10. A method (400) for differential phase contrast imaging, comprising the steps of:

- a1) applying (410) coherent X-ray radiation to an interferometer with two diffraction gratings in a first position (PI); which diffraction gratings each comprise at least one grating part and at least an aperture part; wherein a first diffraction grating is a phase grating and wherein a second diffraction grating is an analyzer grating;

a2) phase stepping (412) the analyzer grating; and

a3) recording (414) first raw image data (416) with a sensor with at least two parts; wherein a first and a second part are recording phase contrast image information and density information;

- b) translating (420) the analyzer grating and the phase grating to a second position (P2); and

- c1) applying (422) coherent X-ray radiation to the interferometer in the second position;

c2) phase stepping (424) the analyzer grating; and

c3) recording (426) second raw image data (428) with a sensor with at least two parts; wherein the first and second part are recording density information and phase contrast image information; and

- d) providing (432) the recorded first and second raw image data as raw image data (434).

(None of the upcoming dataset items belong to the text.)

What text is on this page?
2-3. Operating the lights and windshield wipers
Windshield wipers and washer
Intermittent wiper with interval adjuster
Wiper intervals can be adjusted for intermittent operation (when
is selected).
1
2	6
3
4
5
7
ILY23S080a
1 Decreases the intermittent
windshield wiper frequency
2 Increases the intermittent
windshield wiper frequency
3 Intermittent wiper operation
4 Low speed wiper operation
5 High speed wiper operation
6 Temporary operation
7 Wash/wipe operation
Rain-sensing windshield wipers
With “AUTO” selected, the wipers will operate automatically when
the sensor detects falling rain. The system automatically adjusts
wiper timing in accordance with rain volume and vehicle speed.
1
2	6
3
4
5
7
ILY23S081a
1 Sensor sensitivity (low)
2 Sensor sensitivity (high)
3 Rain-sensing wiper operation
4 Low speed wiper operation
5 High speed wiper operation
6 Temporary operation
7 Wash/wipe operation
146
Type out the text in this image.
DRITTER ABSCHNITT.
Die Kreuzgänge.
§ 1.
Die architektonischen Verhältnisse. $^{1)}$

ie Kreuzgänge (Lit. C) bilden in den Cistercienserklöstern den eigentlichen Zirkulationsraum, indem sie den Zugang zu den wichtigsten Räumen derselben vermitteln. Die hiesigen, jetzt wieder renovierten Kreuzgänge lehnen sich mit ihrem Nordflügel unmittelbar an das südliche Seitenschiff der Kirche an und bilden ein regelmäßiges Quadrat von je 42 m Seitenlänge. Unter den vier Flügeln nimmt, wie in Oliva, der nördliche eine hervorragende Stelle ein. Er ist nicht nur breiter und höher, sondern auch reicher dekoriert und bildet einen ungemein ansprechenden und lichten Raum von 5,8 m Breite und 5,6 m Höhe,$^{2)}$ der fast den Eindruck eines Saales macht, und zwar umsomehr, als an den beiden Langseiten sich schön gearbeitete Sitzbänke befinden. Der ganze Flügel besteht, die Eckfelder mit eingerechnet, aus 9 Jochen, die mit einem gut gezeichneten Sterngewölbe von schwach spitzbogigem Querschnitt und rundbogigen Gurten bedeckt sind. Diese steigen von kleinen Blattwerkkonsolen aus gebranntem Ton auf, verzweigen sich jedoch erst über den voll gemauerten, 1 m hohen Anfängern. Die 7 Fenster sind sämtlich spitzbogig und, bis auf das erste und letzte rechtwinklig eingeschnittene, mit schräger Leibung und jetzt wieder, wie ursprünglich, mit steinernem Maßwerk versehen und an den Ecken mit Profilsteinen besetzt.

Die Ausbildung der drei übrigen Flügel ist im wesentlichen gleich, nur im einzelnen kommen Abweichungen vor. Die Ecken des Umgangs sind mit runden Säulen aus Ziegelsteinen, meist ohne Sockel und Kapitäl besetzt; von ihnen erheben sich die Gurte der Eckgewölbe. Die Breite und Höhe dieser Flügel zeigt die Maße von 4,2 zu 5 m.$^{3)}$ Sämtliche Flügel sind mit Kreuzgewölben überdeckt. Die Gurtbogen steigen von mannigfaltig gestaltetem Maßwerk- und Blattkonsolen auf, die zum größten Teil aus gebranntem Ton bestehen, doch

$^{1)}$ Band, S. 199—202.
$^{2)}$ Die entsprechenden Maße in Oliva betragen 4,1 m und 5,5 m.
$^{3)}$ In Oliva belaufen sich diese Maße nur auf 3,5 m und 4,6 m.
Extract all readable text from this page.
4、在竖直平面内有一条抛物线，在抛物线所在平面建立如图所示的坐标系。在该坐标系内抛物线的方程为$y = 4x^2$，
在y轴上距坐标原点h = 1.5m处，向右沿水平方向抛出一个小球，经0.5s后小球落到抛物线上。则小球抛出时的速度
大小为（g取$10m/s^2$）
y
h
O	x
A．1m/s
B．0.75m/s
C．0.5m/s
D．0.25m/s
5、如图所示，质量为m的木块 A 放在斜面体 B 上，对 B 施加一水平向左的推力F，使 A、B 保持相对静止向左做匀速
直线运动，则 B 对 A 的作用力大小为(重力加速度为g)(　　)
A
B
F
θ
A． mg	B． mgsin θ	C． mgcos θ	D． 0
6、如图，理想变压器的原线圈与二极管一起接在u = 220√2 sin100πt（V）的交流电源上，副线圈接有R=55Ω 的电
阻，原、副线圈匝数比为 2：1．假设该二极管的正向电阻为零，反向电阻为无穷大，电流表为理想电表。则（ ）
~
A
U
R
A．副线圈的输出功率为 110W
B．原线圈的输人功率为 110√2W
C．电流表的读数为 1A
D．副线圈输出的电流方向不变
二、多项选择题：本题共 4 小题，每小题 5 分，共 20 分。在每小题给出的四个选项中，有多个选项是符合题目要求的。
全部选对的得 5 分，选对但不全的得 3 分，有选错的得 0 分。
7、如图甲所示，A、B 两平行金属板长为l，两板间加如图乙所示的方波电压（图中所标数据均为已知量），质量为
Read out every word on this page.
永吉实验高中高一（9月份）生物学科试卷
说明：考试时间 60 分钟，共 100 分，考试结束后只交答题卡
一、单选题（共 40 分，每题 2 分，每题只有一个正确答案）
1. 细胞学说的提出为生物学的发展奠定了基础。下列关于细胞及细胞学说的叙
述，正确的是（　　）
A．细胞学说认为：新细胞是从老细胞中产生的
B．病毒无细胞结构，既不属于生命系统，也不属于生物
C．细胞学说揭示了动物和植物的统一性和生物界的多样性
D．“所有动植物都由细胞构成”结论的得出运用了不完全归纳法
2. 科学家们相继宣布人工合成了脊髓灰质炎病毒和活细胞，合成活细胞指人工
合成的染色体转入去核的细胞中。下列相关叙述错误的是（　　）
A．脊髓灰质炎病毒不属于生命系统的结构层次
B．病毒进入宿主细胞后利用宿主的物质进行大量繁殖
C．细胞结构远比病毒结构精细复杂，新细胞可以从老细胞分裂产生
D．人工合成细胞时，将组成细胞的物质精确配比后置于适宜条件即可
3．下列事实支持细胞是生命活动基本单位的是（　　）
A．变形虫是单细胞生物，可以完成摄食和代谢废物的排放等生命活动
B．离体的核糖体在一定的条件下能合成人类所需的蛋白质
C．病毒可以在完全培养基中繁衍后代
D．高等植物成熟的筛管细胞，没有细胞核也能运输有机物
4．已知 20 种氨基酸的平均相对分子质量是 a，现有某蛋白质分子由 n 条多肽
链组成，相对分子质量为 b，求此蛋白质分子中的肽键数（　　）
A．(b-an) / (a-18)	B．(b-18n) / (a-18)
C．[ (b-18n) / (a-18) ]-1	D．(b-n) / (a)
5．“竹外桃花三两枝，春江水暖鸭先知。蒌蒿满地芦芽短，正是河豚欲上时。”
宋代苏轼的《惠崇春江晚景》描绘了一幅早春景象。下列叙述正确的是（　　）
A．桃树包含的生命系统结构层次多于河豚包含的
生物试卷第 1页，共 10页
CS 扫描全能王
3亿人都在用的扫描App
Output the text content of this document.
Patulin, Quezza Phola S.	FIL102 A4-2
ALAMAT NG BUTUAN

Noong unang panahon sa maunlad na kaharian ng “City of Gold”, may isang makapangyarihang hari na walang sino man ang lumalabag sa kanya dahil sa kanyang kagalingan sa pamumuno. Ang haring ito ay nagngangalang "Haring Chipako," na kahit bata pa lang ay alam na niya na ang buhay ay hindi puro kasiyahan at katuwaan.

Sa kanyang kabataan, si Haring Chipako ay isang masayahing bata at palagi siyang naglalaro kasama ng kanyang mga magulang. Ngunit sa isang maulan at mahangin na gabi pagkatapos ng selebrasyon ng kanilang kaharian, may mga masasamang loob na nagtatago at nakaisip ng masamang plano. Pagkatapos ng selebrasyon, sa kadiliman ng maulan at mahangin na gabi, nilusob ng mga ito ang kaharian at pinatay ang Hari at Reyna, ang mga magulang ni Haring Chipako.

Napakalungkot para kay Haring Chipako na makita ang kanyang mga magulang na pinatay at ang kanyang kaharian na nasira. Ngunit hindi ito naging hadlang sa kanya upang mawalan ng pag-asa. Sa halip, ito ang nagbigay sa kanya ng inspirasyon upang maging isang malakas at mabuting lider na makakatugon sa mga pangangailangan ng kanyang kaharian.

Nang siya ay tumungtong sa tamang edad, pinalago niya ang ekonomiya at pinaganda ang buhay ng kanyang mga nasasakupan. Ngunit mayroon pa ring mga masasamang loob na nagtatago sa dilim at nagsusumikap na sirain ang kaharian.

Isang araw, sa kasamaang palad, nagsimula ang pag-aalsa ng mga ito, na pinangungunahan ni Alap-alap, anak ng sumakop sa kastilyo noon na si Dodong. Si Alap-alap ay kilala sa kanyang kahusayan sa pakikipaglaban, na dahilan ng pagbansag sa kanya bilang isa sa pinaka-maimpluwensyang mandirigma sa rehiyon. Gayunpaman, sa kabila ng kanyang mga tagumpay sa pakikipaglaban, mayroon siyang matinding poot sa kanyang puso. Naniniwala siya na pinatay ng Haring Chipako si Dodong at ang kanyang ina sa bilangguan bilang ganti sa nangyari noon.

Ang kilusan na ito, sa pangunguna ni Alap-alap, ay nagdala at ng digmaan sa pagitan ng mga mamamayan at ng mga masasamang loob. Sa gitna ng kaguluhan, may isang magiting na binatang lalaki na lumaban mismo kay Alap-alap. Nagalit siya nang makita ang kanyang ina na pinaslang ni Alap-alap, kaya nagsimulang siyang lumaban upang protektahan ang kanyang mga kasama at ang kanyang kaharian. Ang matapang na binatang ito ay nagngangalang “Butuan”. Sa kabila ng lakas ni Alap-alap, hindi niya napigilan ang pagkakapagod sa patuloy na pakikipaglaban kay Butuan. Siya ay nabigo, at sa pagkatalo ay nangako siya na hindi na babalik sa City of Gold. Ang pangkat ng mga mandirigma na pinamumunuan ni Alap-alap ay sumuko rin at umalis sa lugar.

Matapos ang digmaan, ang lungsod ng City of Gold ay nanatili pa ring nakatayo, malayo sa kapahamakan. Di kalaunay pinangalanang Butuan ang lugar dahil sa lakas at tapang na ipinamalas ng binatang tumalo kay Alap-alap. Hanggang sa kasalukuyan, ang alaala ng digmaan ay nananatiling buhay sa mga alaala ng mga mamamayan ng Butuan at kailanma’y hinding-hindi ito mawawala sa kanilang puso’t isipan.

11. Method according to claim 10,

wherein the phase-stepping is performed in an acute angle a (109) to the diffraction grating.

12. Method according to claim 10 or 11,

wherein the phase grating and the analyzer grating each comprise at least one portion of a first sub-area, which first sub-area comprises a grating structure with a plurality of bars and gaps being arranged periodically with a first grating pitch PGi; wherein the bars are arranged such that they change the phase and/or amplitude of an X-ray radiation and wherein the gaps are X-ray transparent; and at least one portion of a second sub-area, which is X-ray transparent and wherein the at least one portion of the second sub-area provides an X-ray

transparent aperture in the grating; wherein portions of the first and second sub-areas are arranged in an alternating manner in at least one direction;

wherein step a3) comprises recording the first raw image data with the sensor in the first position, wherein the sensor comprises at least one sensor pixel of a first sub-group of pixels and at least one sensor pixel of a second sub-group of pixels; wherein in the first position, the first sub-areas of the analyzer grating and the phase grating are each arranged at least partially in front of the first sub-group of pixels and the second sub-areas are arranged at least partially in front of the second sub-group of pixels; and wherein the first and second sub-groups are recording phase contrast image information and density information;

wherein step b) comprises translating the phase grating and the analyzer grating in relation to the sensor from the first position to at least the second position with a first translation pitch PT1; wherein the translation pitch is adapted to the portions of the first and second sub-areas of the diffraction gratings being arranged in the alternating manner in the at least one direction; and wherein in the second position, the first sub-areas of the analyzer grating and the phase grating are each arranged at least partially in front of the second sub-group of pixels and the second sub-area at least partially in front of the first sub-group of pixels; and

wherein step c3) comprises recording the second raw image data with the sensor in the second position; wherein the first and second sub-group are recording density information and phase contrast image information.

13. Method according to claim 12, wherein in the first and second position, the first and second sub-areas of the analyzer grating are each arranged at least partially in front of the first sub-group of pixels and at least partially in front of the second sub-group of pixels;

wherein in the first and second position, different first (94a, 96a) and second parts (96a, 96a ) of the first and second sub-group of pixels are covered by the portions of the first sub-area of the analyzer grating respectively;

wherein following step c), a third position (P3) and at least a further position

(PF) are provided into which the diffraction gratings are translated (438, 448) and in which third and further raw image data is recorded (444, 454) while applying (440, 450) coherent X-ray radiation and phase-stepping (442, 452) the analyzer grating;

wherein in the third and further position, the first and second sub-areas of the analyzer grating and the phase grating are each arranged at least partially in front of the first sub-group of pixels and at least partially in front of the second sub-group of pixels; wherein in the third and further position, different third (94a, 96a) and further parts (94a, 96a) of the first and second sub-group of pixels are covered by the portions of the first sub-area of the analyzer and phase grating respectively; which third and further parts partially overlap with the first and second parts respectively.

14. Computer program element for controlling an apparatus according to one of the claims 1 to 9, which, when being executed by a processing unit, is adapted to perform the method steps of one of the claims 10 to 13.

15. Computer readable medium having stored the program element of claim 14.